Regular Expression Capabilities
The following is a comprehensive list of the regular expression language that regldg will understand.
Individual characters
You can enter individual characters in a few methods. regldg operates on characters in the ASCII and extended ASCII system, values 0 through
255.
Regular Expression | Meaning | Example | Produces |
p (any printable character) | p (that printable character) | p | p |
\a | Bell character (ASCII 7) | \a | [BEL] |
\b | Backspace character (ASCII 8) | \b | [BS] |
\t | Horizontal tab character (ASCII 9) | \t | [HT] |
\n | Newline character (ASCII 10) | \n | [NL] |
\v | Vertical tab character (ASCII 11) | \v | [VT] |
\f | Form feed character (ASCII 12) | \f | [FF] |
\r | Carriage return character (ASCII 13) | \r | [CR] |
\e | Escape character (ASCII 27) | \e | [ESC] |
\zNNN | A character specified by the ASCII code NNN (decimal). NNN can be 1, 2, or 3 digits, less than 256. | \z49 | 1 |
\z{NNN} | A character specified by the ASCII code NNN (decimal). NNN can be 1, 2, or 3 digits, less than 256. The { and } help to avoid confusion. See note below. | \z{119} | w |
\oNNN | A character specified by the ASCII code NNN (octal). NNN can be 1, 2, or 3 digits, less than 400 (octal). | \o072 | : |
\o{NNN} | A character specified by the ASCII code NNN (octal). NNN can be 1, 2, or 3 digits, less than 400 (octal). The { and } help to avoid confusion. See note below. | \o{12} | [NL] |
\xNN | A character specified by the ASCII code NN (hexadecimal). NN can be 1 or 2 digits, less than FF (hexadecimal). | \x5D | ] |
\x{NN} | A character specified by the ASCII code NN (hexadecimal). NN can be 1 or 2 digits, less than FF (hexadecimal). The { and } help to avoid confusion. See note below. | \x{26} | & |
Possible confusion with numerically-specified characters
Numerically-specified characters (using the constructs \zNNN, \oNNN, and \xNNN are a source of possible confusion.

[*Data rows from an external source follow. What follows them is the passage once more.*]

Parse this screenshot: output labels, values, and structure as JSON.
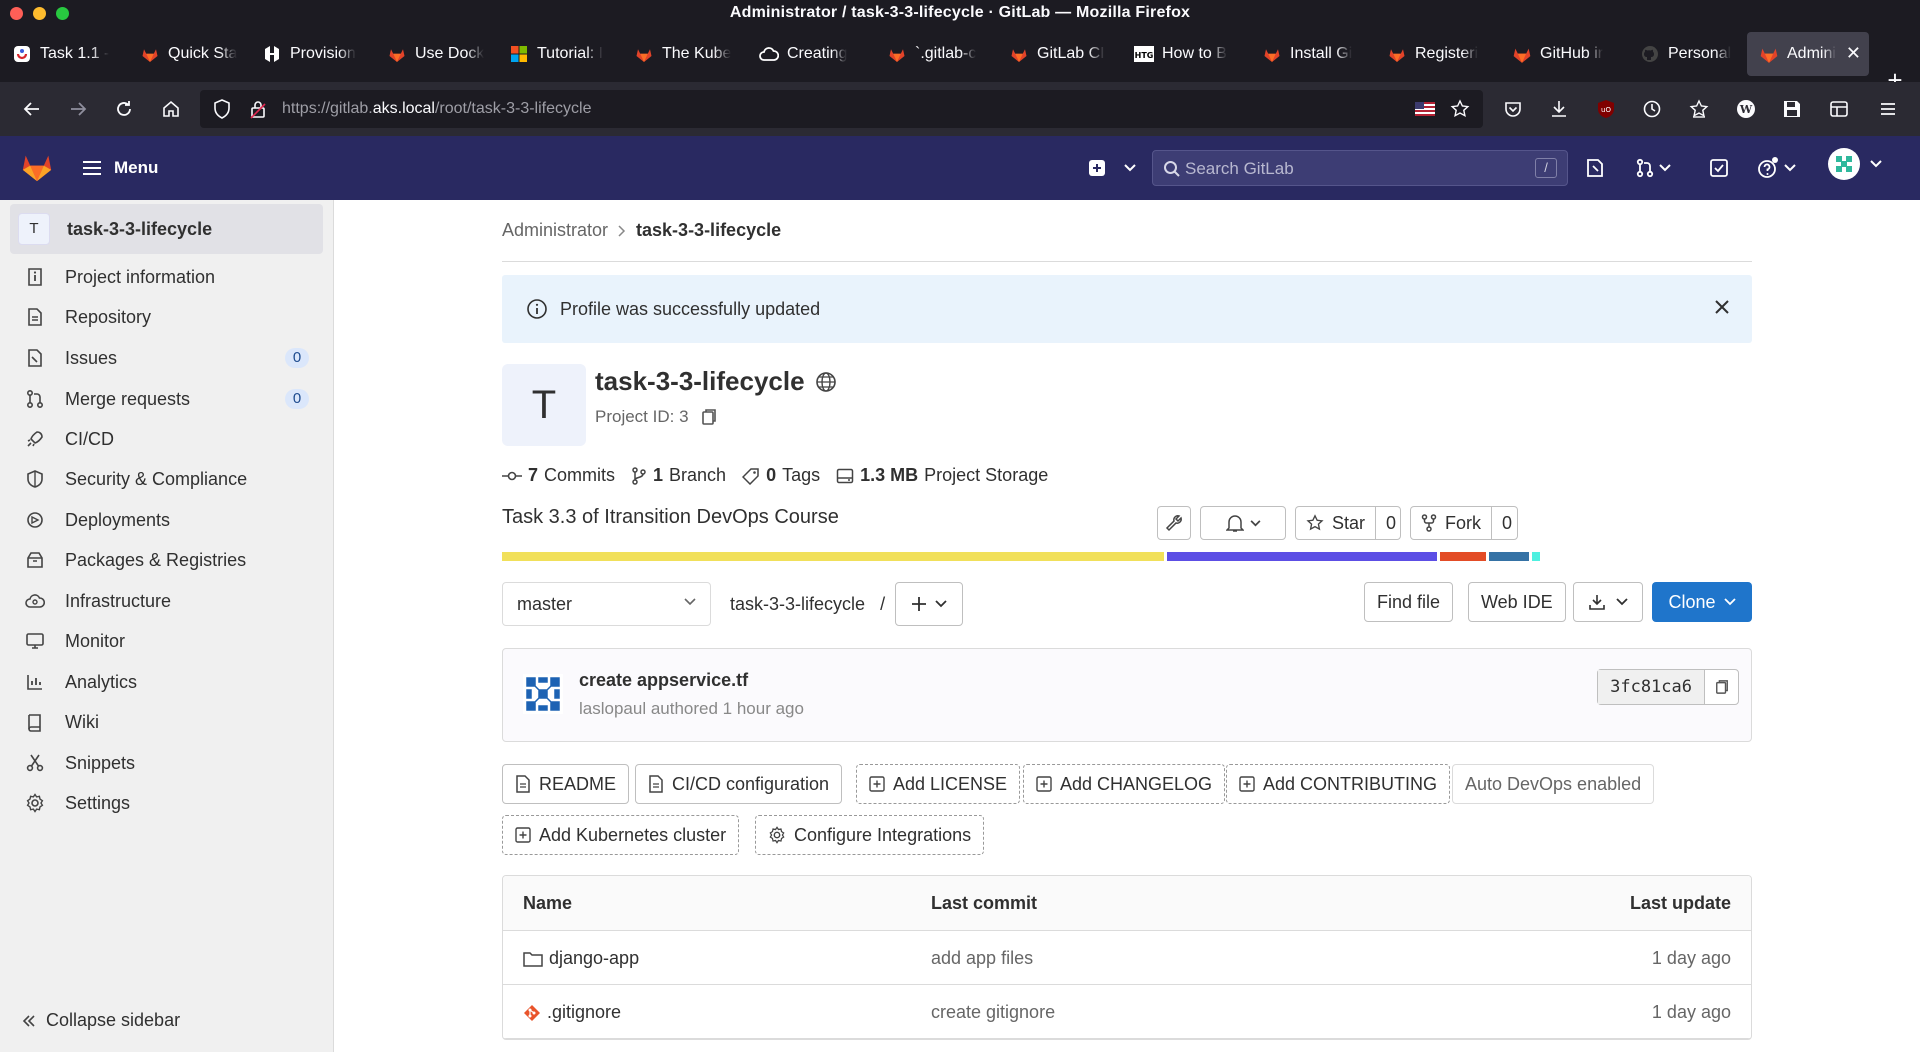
{
  "window": {
    "title": "Administrator / task-3-3-lifecycle · GitLab — Mozilla Firefox"
  },
  "tabs": [
    {
      "label": "Task 1.1 -",
      "icon": "itransition-icon"
    },
    {
      "label": "Quick Sta",
      "icon": "gitlab-icon"
    },
    {
      "label": "Provision",
      "icon": "hashicorp-icon"
    },
    {
      "label": "Use Dock",
      "icon": "gitlab-icon"
    },
    {
      "label": "Tutorial: I",
      "icon": "microsoft-icon"
    },
    {
      "label": "The Kube",
      "icon": "gitlab-icon"
    },
    {
      "label": "Creating",
      "icon": "cloud-icon"
    },
    {
      "label": "`.gitlab-c",
      "icon": "gitlab-icon"
    },
    {
      "label": "GitLab CI",
      "icon": "gitlab-icon"
    },
    {
      "label": "How to B",
      "icon": "htg-icon"
    },
    {
      "label": "Install Gi",
      "icon": "gitlab-icon"
    },
    {
      "label": "Registeri",
      "icon": "gitlab-icon"
    },
    {
      "label": "GitHub ir",
      "icon": "gitlab-icon"
    },
    {
      "label": "Personal",
      "icon": "github-icon"
    },
    {
      "label": "Admini",
      "icon": "gitlab-icon",
      "active": true
    }
  ],
  "urlbar": {
    "prefix": "https://gitlab.",
    "host": "aks.local",
    "path": "/root/task-3-3-lifecycle"
  },
  "topbar": {
    "menu_label": "Menu",
    "search_placeholder": "Search GitLab",
    "search_shortcut": "/"
  },
  "sidebar": {
    "project_avatar": "T",
    "project_name": "task-3-3-lifecycle",
    "items": [
      {
        "label": "Project information",
        "icon": "info-icon"
      },
      {
        "label": "Repository",
        "icon": "document-icon"
      },
      {
        "label": "Issues",
        "icon": "issues-icon",
        "count": "0"
      },
      {
        "label": "Merge requests",
        "icon": "merge-request-icon",
        "count": "0"
      },
      {
        "label": "CI/CD",
        "icon": "rocket-icon"
      },
      {
        "label": "Security & Compliance",
        "icon": "shield-icon"
      },
      {
        "label": "Deployments",
        "icon": "deployments-icon"
      },
      {
        "label": "Packages & Registries",
        "icon": "package-icon"
      },
      {
        "label": "Infrastructure",
        "icon": "cloud-gear-icon"
      },
      {
        "label": "Monitor",
        "icon": "monitor-icon"
      },
      {
        "label": "Analytics",
        "icon": "chart-icon"
      },
      {
        "label": "Wiki",
        "icon": "book-icon"
      },
      {
        "label": "Snippets",
        "icon": "snippet-icon"
      },
      {
        "label": "Settings",
        "icon": "gear-icon"
      }
    ],
    "collapse_label": "Collapse sidebar"
  },
  "breadcrumb": {
    "parent": "Administrator",
    "current": "task-3-3-lifecycle"
  },
  "alert": {
    "message": "Profile was successfully updated"
  },
  "project": {
    "avatar": "T",
    "name": "task-3-3-lifecycle",
    "id_label": "Project ID: 3",
    "star_label": "Star",
    "star_count": "0",
    "fork_label": "Fork",
    "fork_count": "0",
    "description": "Task 3.3 of Itransition DevOps Course"
  },
  "stats": {
    "commits_num": "7",
    "commits_label": "Commits",
    "branch_num": "1",
    "branch_label": "Branch",
    "tags_num": "0",
    "tags_label": "Tags",
    "storage_num": "1.3 MB",
    "storage_label": "Project Storage"
  },
  "language_bar": [
    {
      "color": "#f1e05a",
      "share": 0.535
    },
    {
      "color": "#5c4ee5",
      "share": 0.218
    },
    {
      "color": "#e34c26",
      "share": 0.037
    },
    {
      "color": "#3572a5",
      "share": 0.032
    },
    {
      "color": "#4ef0e0",
      "share": 0.007
    }
  ],
  "toolbar": {
    "branch": "master",
    "path": "task-3-3-lifecycle",
    "path_sep": "/",
    "find_file": "Find file",
    "web_ide": "Web IDE",
    "clone": "Clone"
  },
  "last_commit": {
    "title": "create appservice.tf",
    "meta": "laslopaul authored 1 hour ago",
    "sha": "3fc81ca6"
  },
  "quick_actions": [
    {
      "label": "README",
      "icon": "file-icon",
      "style": "solid"
    },
    {
      "label": "CI/CD configuration",
      "icon": "file-icon",
      "style": "solid"
    },
    {
      "label": "Add LICENSE",
      "icon": "plus-square-icon",
      "style": "dashed"
    },
    {
      "label": "Add CHANGELOG",
      "icon": "plus-square-icon",
      "style": "dashed"
    },
    {
      "label": "Add CONTRIBUTING",
      "icon": "plus-square-icon",
      "style": "dashed"
    },
    {
      "label": "Auto DevOps enabled",
      "icon": "",
      "style": "plain"
    },
    {
      "label": "Add Kubernetes cluster",
      "icon": "plus-square-icon",
      "style": "dashed"
    },
    {
      "label": "Configure Integrations",
      "icon": "gear-icon",
      "style": "dashed"
    }
  ],
  "file_table": {
    "headers": {
      "name": "Name",
      "last_commit": "Last commit",
      "last_update": "Last update"
    },
    "rows": [
      {
        "name": "django-app",
        "type": "folder",
        "commit": "add app files",
        "updated": "1 day ago"
      },
      {
        "name": ".gitignore",
        "type": "git-file",
        "commit": "create gitignore",
        "updated": "1 day ago"
      }
    ]
  },
  "colors": {
    "gitlab_nav": "#292961",
    "primary_button": "#1f75cb",
    "alert_bg": "#e9f3fc"
  }
}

Consider the regular expression \z1234. Does it mean \z1 234, \z12 34, or \z123 4? Who's to say? regldg will interpret
it as the last case, because it will continue to build numerically specified characters until the limits of its type are reached. Here, a decimal
numerically specified character can use up to three numbers, and since they were available, it used all three. To avoid possible confusion, use
the { and } characters to tell regldg exactly which numbers to use in your numerically specified characters.
Meta-characters
Certain characters have two meanings in regular expressions. Alone, their meaning is not what they look like. See
below on this page in other sections for each meta-characters special meaning. To use a meta-character's printed
meaning, just put a \ before it (this is called "escaping" it). A list of these characters are as
follows:
Meta-characters which must be escaped |
\ | | | * | ? |
+ | . | ( | ) |
[ | ] | { | } |
An example regular expression is 1+1. This does not mean 1+1 as it looks, because the + is a
quantifier (see the section Quantifiers below). To make 1+1, you must escape the + in the regular
expression, making the proper regular expression 1\+1.
Meta-character classes
regldg understands the basic meta-character classes in perl. In regldg, however, meta-character classes are
subject to the constraints of the character universe and the strictness of checking the character universe.
For more information about the character universe, see character universes.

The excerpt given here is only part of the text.